For their sins, until fairly recently, new people when they joined the company  used to get two hour training session from me on how to use Zoho nd that would generally be about it and then their peers would help them. When it was 10, 15 of us, it was very easy to share and spread the knowledge and kind of control and monitor what was being done with the CRM. When you start to get to 30, 40, 50 people, you then need to introduce some best practice or start to go down the road of Blueprints, which we have. 

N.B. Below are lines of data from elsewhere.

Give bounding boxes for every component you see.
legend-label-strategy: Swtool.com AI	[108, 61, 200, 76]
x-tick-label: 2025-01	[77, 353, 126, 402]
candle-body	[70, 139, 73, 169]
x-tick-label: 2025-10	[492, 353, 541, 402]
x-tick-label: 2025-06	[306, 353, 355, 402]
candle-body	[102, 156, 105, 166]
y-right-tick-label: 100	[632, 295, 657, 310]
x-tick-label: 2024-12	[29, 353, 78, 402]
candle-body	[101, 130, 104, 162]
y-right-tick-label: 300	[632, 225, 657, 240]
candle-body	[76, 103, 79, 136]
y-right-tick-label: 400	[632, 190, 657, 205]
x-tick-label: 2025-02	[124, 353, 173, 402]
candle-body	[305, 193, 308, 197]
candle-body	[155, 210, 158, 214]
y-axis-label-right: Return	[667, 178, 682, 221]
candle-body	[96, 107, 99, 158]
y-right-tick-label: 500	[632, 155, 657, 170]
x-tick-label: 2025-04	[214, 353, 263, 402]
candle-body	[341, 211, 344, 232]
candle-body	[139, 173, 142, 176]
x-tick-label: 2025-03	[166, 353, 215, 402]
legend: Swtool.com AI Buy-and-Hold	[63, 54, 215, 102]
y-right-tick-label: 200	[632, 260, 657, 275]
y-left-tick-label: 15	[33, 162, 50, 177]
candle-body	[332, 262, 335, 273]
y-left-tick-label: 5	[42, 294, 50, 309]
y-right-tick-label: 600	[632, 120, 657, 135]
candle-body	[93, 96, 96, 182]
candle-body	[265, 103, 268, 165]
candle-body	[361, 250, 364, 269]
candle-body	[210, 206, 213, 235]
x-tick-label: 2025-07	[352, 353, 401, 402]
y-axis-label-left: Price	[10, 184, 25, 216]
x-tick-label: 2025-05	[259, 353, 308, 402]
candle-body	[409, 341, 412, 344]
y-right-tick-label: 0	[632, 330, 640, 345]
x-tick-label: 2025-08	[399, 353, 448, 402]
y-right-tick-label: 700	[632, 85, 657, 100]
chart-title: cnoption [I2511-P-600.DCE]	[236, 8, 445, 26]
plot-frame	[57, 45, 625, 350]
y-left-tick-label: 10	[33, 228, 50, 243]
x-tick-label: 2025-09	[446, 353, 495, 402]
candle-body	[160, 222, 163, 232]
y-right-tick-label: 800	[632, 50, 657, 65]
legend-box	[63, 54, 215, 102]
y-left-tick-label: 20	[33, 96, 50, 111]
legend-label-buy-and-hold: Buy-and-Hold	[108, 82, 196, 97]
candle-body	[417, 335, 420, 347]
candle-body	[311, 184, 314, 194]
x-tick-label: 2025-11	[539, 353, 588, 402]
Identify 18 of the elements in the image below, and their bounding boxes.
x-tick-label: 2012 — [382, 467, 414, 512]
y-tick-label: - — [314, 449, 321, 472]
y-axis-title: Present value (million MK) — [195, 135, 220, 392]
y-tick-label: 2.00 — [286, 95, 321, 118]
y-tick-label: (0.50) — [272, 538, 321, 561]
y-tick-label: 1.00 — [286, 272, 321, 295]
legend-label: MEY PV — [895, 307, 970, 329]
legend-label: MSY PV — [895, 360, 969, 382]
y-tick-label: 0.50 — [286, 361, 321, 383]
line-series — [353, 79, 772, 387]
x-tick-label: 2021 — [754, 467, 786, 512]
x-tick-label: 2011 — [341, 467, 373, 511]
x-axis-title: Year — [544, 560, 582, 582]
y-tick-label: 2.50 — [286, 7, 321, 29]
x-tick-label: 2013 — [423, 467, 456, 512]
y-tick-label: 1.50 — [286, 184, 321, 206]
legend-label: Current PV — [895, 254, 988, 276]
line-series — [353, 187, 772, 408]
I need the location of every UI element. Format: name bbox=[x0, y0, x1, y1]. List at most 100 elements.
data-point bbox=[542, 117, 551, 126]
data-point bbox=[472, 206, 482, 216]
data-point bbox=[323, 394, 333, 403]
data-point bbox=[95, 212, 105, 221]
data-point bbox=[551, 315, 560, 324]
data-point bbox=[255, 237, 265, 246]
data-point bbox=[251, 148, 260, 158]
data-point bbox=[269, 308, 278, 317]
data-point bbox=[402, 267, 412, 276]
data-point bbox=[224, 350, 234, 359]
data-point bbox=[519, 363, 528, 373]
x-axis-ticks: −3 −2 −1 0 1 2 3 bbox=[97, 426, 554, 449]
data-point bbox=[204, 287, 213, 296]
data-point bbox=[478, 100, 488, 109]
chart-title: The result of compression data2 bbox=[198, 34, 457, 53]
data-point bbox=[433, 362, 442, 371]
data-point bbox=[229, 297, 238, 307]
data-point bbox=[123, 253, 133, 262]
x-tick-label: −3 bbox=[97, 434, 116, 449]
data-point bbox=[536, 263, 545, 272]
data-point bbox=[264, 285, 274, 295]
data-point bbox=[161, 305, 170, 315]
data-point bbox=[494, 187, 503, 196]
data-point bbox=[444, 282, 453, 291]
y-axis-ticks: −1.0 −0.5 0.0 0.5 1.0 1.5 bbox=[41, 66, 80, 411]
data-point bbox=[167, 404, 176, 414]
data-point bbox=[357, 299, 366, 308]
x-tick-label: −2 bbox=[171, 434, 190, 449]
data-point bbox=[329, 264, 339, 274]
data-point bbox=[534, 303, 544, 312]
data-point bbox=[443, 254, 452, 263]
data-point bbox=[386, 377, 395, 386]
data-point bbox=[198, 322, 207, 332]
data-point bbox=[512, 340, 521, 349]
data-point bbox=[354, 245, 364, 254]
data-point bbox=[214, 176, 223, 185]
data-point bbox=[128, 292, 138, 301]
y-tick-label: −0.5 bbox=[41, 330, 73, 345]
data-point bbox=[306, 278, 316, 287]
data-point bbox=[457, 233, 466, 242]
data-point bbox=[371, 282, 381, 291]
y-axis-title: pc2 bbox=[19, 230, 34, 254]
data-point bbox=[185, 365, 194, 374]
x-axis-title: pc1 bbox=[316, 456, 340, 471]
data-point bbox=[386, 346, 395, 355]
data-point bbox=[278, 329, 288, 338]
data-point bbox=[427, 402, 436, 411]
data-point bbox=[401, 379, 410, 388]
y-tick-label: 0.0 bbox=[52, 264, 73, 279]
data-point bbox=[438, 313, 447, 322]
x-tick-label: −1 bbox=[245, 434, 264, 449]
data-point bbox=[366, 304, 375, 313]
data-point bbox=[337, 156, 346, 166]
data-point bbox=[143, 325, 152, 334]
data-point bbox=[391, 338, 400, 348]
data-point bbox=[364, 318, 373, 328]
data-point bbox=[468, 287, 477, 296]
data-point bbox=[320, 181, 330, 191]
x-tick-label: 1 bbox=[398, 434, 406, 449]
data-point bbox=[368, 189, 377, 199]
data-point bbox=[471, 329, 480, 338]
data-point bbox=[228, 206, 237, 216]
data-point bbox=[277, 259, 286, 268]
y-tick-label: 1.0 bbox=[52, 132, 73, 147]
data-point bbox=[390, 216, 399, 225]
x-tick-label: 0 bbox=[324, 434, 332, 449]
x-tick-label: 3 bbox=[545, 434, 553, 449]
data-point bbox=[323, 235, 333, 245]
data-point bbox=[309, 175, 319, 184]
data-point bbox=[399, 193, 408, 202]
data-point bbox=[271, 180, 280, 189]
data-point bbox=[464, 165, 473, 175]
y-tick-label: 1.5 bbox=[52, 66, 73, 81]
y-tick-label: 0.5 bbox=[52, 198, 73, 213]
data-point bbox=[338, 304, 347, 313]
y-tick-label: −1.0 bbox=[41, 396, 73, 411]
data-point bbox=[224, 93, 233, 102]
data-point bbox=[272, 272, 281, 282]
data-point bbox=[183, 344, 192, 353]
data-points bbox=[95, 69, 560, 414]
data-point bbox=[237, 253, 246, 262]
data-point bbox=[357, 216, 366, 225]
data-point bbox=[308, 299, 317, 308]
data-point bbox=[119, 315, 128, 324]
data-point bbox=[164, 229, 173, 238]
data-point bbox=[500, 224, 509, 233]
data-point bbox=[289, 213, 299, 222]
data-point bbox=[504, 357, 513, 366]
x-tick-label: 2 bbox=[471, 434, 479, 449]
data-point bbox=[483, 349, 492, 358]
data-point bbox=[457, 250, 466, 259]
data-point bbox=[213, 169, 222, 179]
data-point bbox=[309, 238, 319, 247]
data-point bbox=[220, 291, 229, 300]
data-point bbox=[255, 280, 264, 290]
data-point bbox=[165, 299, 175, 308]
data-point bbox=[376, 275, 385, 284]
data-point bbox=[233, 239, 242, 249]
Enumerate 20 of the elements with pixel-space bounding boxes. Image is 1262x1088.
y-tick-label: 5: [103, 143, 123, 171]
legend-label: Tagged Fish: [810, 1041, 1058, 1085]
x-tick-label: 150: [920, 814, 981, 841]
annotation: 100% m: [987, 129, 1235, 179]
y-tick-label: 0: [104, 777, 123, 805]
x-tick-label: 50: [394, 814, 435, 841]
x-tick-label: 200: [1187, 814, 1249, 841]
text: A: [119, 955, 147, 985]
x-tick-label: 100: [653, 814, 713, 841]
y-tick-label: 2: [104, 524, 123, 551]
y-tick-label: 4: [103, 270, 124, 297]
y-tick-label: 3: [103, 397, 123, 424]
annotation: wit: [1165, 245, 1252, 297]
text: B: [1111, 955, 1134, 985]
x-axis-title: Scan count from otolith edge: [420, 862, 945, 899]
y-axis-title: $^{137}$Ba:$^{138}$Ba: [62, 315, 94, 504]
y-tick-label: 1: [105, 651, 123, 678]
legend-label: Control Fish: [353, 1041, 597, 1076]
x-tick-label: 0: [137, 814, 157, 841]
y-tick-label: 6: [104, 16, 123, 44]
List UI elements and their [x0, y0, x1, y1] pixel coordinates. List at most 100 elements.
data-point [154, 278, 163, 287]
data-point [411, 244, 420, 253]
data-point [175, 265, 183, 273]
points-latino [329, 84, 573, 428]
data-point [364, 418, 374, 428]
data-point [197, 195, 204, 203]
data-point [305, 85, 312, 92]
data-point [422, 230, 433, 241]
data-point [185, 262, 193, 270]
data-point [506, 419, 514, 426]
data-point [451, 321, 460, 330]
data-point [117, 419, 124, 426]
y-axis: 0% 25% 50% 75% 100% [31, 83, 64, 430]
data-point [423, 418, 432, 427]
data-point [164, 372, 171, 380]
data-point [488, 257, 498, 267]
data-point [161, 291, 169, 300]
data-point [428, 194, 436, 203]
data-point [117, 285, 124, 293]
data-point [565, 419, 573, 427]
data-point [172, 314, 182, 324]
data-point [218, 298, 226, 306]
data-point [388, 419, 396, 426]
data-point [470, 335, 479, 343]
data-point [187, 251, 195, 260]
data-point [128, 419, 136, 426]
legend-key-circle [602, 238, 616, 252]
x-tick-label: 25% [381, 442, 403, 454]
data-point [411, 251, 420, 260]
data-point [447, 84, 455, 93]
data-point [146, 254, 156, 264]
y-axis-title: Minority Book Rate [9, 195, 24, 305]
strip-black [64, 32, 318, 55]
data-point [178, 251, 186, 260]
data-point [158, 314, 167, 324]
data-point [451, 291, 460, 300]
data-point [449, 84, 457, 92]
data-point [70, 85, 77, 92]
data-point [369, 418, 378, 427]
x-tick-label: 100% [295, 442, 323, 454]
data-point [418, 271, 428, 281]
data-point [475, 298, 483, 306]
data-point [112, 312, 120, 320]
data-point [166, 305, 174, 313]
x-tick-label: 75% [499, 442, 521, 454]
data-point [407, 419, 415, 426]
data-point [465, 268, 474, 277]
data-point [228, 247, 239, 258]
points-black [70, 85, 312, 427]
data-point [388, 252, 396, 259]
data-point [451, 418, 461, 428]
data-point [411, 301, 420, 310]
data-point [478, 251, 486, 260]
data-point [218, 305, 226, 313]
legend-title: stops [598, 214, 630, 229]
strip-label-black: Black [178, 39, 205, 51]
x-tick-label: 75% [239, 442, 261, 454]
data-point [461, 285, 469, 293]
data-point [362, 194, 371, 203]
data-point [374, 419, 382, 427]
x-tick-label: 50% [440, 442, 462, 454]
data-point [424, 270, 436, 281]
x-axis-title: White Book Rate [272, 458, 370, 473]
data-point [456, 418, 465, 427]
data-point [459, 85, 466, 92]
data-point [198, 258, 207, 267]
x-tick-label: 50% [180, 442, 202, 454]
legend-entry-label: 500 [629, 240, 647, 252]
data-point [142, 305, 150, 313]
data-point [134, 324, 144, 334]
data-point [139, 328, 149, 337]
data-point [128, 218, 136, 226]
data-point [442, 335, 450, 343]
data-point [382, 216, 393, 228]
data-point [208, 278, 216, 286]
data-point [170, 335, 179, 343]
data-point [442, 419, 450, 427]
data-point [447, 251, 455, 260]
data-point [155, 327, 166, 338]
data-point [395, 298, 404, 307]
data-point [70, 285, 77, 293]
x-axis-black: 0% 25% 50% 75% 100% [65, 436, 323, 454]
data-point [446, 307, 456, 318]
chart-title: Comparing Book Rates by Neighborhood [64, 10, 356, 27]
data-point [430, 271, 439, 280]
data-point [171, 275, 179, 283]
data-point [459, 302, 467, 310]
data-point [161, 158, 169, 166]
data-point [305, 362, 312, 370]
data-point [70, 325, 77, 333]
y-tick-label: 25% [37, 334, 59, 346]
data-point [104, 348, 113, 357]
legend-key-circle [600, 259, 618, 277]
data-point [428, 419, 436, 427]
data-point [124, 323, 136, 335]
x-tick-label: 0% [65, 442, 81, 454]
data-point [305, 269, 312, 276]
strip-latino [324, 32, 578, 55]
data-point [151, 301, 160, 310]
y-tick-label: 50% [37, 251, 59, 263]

Blueprint is a feature within Zoho Projects which allows users to define and design a workflow to automate processes in an organized manner. Wheatland says: 

Blueprints do offer the opportunity to control how people use the CRM. And I think that's probably good -  as we grow as it's very difficult to get time to get people to monitor that best practice. We've got guidelines and we do some training to make sure that they know how to do it, but you know, two weeks in they’re probably not going to remember that. And then they’re sat next to Bob who’s found a shortcut. At the end of the day, the key point about the CRM and the reason why it's so useful is because it's capturing that information and putting it somewhere where we can find it and use it to make business decisions.

He adds: 

As we’ve grown, you have more stakeholders and their needs are more developed. So you find it’s good to have conversations because as much as you try to avoid silo mentality, as things fan out, that starts to happen. I’ll tell you something really sad.  About a year ago we started having after work Zoho parties which involve key stakeholders staying behind after work, having pizza and talking about all the things that were a pain point for them. What's causing sales issues, what’s causing finance issue, how could marketing help, how operations could help. That was a start of a process of improvement of where you just have people in the room, with bottled beer as well just to tee things up, and just start to talk about things and make sure that everyone’s understood where everyone's coming from. Sad as it sounds, it actually very productive and useful.